By Joshua Partlow and Habib Zahori
Washington Post Foreign Service
Monday, February 21, 2011; A07
KABUL - Afghan government officials alleged Sunday that a U.S. military operation in the remote mountains of northeastern Afghanistan killed 65 innocent people, including 22 women and more than 30 children, the most serious allegation of civilian casualties in months.
The governor of Konar province, Fazlullah Wahidi, said that NATO forces launched the operation four days ago in the Ghaziabad district, a desolate area near the province's northern border with Pakistan, where a lethal mix of insurgent groups operate.
"According to locals in the area, American helicopters have been constantly bombing the village and have caused tremendous civilian casualties," Wahidi said in an interview. He said he received his information from residents "trapped" in the village.
American commanders went into crisis mode Sunday, launching an investigation into the incident to find out what happened and prevent the episode from damaging relations with the Afghan government.
"We take all those allegations seriously, and we'll get to the bottom of them as best we possibly can," said a senior U.S. military official, who spoke on the condition of anonymity because of the sensitivity of the issue.
"It's just the challenging situation that goes on with these type of incidents: an isolated area, a tough area, tough terrain."
The official said that those killed, as in most such incidents, were wearing civilian clothes. "But civilians involved in hostilities, I think that was the majority of them."
A NATO statement said that video and information from the coalition showed that 36 insurgents, who were carrying weapons, were killed. The U.S. troops involved responded to insurgent activity and fired with aircraft and an unmanned Predator drone, the senior military official said.

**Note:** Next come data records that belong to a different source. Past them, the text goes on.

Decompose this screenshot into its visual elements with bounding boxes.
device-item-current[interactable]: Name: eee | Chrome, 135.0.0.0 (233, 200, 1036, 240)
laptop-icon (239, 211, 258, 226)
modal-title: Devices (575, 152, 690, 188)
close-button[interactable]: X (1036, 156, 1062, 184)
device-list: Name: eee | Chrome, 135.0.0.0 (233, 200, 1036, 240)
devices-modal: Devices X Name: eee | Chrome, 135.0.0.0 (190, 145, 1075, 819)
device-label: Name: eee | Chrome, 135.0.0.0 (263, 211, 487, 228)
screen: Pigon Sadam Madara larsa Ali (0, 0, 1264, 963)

"It's up in the mountains and it's not around villages, so we don't think it's very likely" they were civilians, the official said.

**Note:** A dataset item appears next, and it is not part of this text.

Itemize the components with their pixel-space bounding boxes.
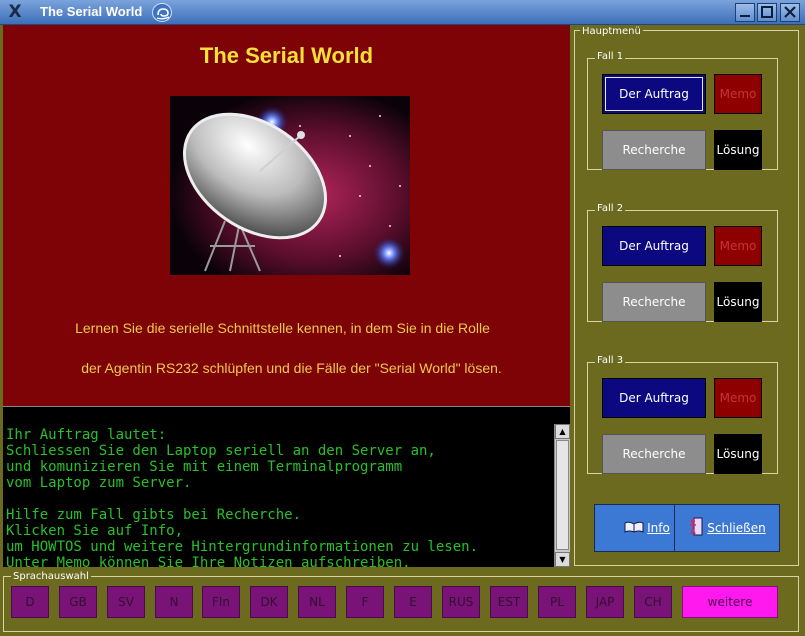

Such incidents in the past have been a source of major tension between the Afghan government and coalition troops. The loss of civilian life has regularly prompted a stern response from President Hamid Karzai, who on Sunday strongly condemned the killings.
Karzai, who put the death toll at 50 civilians, said in a statement that it is his responsibility to protect Afghans' lives and property and that he "will take any steps necessary to prevent and stop civilian casualties in his country."
Konar province has proved to be one of the most treacherous parts of Afghanistan for U.S. troops. The forested mountains and river valleys offer endless hiding places for insurgents.
Since the 101st Airborne Division arrived in eastern Afghanistan in June, its troops have killed about 2,500 people, compared with about 1,500 in the same period the previous year, said Maj. Gen. John Campbell, the top commander in eastern Afghanistan.
Konar, in particular, has been extremely violent.
"That's been our most kinetic area," Campbell said in an interview this month. "We've dropped over 900 bombs since we've been here, and probably greater than 50 percent has been up there. We've fired over 30,000 artillery rounds, mortar rounds, and much of it has been up there."
The residents, long accustomed to living in essentially ungoverned territory, have fought to keep foreign forces out.
"They're in extreme isolation," Brig. Gen. Stephen Townsend, a senior Army official in eastern Afghanistan, said of parts of Konar. "They just don't want us there."
The U.S. military has withdrawn from some areas, such as the Korengal valley, because years of bloody battle failed to yield results. Insurgents from al-Qaeda, the Haqqani network, the Afghan and Pakistani Taliban, and Lashkar-i-Taiba have been known to operate in Konar.
"There's a toxic stew of bad guys up there," Townsend said. "We don't want a sanctuary to emerge for Taliban and terrorists such as Lashkar-i-Taiba who may harbor transnational goals."